第三十話 夕食会
ロドリゲス公爵邸の食堂へと入っていくと、両親は既に席へと着いていた。
財力に見合った豪華な装飾の施された食堂ではあったが、カリアスが動じる様子はない。
(王城勤めだったから、貴族の私邸程度ではビビらないというわけね。素敵だわ)
着ている物こそ質素だが、豪華な雰囲気に呑まれたりはしないカリアスに、アイーダはうっとりとして見上げていた。
「お招き、ありがとうございます」
丁寧な礼をとるカリアスを、父であるサイモンが椅子に座ったまま手で制する。
「来てくれてありがとう。今夜は気楽な夕食会だから、気遣いは無用だよ」
「ええ、そうよ。楽しんでいってくださいね、カリアスさま。席はアイーダの隣を用意させたわ」
アイーダの母、ライラは、白く細い指を揃えた手で、カリアスに椅子を示した。
「ありがとうございます」
カリアスはお礼を言うと、アイーダの椅子を引き、彼女が座ったことを確認してから自分の椅子に腰を下ろした。
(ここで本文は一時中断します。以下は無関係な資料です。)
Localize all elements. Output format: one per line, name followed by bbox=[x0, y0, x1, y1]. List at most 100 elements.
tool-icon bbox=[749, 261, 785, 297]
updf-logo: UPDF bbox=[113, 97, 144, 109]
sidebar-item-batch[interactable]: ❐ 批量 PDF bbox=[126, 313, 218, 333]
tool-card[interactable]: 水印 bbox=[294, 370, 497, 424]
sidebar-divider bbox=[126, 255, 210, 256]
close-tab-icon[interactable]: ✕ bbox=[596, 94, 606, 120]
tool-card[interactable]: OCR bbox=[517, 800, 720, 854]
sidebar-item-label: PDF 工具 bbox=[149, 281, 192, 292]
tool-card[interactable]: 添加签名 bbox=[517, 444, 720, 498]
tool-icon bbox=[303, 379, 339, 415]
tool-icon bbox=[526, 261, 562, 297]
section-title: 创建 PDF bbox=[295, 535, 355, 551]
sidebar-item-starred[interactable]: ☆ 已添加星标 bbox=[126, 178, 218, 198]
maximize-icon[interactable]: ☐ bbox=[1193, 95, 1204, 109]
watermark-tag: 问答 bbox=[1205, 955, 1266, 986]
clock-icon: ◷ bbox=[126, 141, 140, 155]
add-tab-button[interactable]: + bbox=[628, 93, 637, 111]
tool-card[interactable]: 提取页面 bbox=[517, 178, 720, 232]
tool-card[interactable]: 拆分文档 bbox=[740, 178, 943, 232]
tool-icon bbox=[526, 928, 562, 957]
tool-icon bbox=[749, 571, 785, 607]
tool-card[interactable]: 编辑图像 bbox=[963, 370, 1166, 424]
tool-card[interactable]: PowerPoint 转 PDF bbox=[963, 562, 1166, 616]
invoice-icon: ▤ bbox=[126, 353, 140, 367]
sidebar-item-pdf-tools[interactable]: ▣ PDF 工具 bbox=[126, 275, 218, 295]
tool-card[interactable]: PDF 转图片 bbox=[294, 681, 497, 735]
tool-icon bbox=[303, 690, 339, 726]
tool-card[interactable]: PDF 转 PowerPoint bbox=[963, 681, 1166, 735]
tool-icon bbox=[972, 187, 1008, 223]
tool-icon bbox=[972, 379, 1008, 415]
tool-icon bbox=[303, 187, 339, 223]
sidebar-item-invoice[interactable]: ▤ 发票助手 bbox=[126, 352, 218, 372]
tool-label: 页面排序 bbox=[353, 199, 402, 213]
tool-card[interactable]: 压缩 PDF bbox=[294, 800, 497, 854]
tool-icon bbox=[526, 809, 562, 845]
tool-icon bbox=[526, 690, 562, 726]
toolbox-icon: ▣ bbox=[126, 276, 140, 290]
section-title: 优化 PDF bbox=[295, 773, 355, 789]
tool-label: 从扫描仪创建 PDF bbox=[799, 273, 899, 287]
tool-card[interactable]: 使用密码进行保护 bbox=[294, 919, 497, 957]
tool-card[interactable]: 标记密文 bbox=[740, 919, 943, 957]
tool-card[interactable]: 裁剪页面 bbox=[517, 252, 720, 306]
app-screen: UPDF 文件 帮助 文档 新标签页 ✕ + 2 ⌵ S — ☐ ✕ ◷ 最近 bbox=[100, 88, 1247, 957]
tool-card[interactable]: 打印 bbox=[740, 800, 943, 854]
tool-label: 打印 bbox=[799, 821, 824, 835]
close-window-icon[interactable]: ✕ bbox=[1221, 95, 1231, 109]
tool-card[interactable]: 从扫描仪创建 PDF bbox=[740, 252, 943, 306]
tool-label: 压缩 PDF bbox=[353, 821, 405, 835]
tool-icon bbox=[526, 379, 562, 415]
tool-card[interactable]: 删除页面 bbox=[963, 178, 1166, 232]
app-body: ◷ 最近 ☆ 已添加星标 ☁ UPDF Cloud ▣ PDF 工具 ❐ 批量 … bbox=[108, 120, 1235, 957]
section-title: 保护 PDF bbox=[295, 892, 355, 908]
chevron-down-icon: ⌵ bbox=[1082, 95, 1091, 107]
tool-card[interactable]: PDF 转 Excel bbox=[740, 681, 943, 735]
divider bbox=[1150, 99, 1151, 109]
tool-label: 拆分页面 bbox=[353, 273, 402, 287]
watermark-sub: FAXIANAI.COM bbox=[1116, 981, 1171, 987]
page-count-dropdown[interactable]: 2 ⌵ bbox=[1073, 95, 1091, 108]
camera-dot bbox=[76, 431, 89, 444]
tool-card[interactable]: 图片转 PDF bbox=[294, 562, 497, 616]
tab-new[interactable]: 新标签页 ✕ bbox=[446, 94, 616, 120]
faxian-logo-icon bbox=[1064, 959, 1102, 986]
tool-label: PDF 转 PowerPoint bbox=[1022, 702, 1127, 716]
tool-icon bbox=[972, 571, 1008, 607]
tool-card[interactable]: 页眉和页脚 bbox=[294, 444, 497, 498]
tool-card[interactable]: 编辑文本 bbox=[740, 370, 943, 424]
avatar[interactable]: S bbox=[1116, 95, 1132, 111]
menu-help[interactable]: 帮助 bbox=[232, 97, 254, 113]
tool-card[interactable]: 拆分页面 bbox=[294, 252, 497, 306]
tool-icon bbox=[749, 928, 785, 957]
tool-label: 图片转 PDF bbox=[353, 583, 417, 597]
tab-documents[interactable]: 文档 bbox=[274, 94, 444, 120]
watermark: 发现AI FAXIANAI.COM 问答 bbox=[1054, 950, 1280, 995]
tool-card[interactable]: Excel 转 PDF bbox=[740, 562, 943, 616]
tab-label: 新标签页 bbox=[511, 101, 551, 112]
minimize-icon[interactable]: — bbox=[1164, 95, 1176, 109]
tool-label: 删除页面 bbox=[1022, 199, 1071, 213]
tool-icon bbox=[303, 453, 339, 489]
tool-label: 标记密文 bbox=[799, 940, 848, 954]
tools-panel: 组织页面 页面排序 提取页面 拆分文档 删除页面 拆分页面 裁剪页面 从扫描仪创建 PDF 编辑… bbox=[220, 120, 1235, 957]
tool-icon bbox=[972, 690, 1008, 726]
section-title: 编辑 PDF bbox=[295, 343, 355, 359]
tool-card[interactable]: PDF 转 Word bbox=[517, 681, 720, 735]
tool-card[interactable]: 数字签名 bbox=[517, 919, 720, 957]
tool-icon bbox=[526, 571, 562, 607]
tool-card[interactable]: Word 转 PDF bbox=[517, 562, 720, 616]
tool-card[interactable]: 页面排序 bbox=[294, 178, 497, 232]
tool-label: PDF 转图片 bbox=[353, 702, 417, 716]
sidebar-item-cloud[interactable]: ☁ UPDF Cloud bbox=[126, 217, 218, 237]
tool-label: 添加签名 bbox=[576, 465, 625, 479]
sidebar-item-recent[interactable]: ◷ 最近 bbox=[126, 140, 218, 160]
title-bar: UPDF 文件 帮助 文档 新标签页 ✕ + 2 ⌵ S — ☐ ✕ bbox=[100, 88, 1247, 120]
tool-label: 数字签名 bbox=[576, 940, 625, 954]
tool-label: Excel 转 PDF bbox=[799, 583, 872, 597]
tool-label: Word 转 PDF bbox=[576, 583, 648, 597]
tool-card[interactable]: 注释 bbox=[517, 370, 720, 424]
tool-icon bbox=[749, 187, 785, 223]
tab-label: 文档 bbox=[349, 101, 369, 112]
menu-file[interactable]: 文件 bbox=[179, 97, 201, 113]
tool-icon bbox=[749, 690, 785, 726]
「家族しかいないから、テーブルマナーとか気にせず、気楽に食事をしよう」
「はい。ありがとうございます、公爵さま」
サイモンに笑顔を向けて感謝を伝えるカリアスであったが、むしろ完璧なテーブルマナーを披露して一同を驚かせるのだった。
前菜に始まり、スープや魚料理と美しい所作で食し、しかも残さない。
気持ち良いタイプの大食漢である。
口休めのソルベを挟んで肉料理となったが、気をきかせた給仕がお替りを用意するかどうかを聞くと、カリアスは目を輝かせて頷いた。
(美しい。しかもカワイイ)
アイーダは、食事をするカリアスを覗き見てはうっとりした。
カリアスは生野菜だけは苦手なようだったが、甘い物も好きなようだ。
コーヒーを飲みながら、サイモンが言う。
「カリアス君は、剣を使う時だけでなく、食事の時の所作も美しいね」
「ありがとうございます、公爵さま」
ライラもコーヒーのカップを置くと、カリアスに話しかけた。
「たくさん綺麗に食べる姿を見るのは気持ちがいいわ。ご両親の教育が良かったのね」
「そうですね、奥さま。結果として、そういうことかもしません」
「あら、意味深な言い方ね?」
カリアスの言葉に、ライラは首を傾げた。
「我が家はマナーを守らなければ、容赦なく食事を取り上げられたので。見ての通り、オレは体が大きいでしょ? だから常に腹を空かせていて、一食でも抜かれようものなら悲惨な目に遭います。だから、必死でマナーを覚えました」
「まぁ、スパルタだったのね」
ライラは驚いて言った。
サイモンとアイーダは、表情だけで驚きを表した。
カリアスは何でもないことのように言う。
「でもマナーを守れば、食べたいだけ食べさせてくれる両親でもあったので。オレは他の兄弟の分まで食べて大きくなりました」
「あら、ふふふ。愉快な方ね」
ライラは楽しそうに笑った。
サイモンも笑っている。
どうやら両親は、カリアスのことが気に入ったようである。
もちろん、アイーダもカリアスのことが、もっと気に入ったのだった。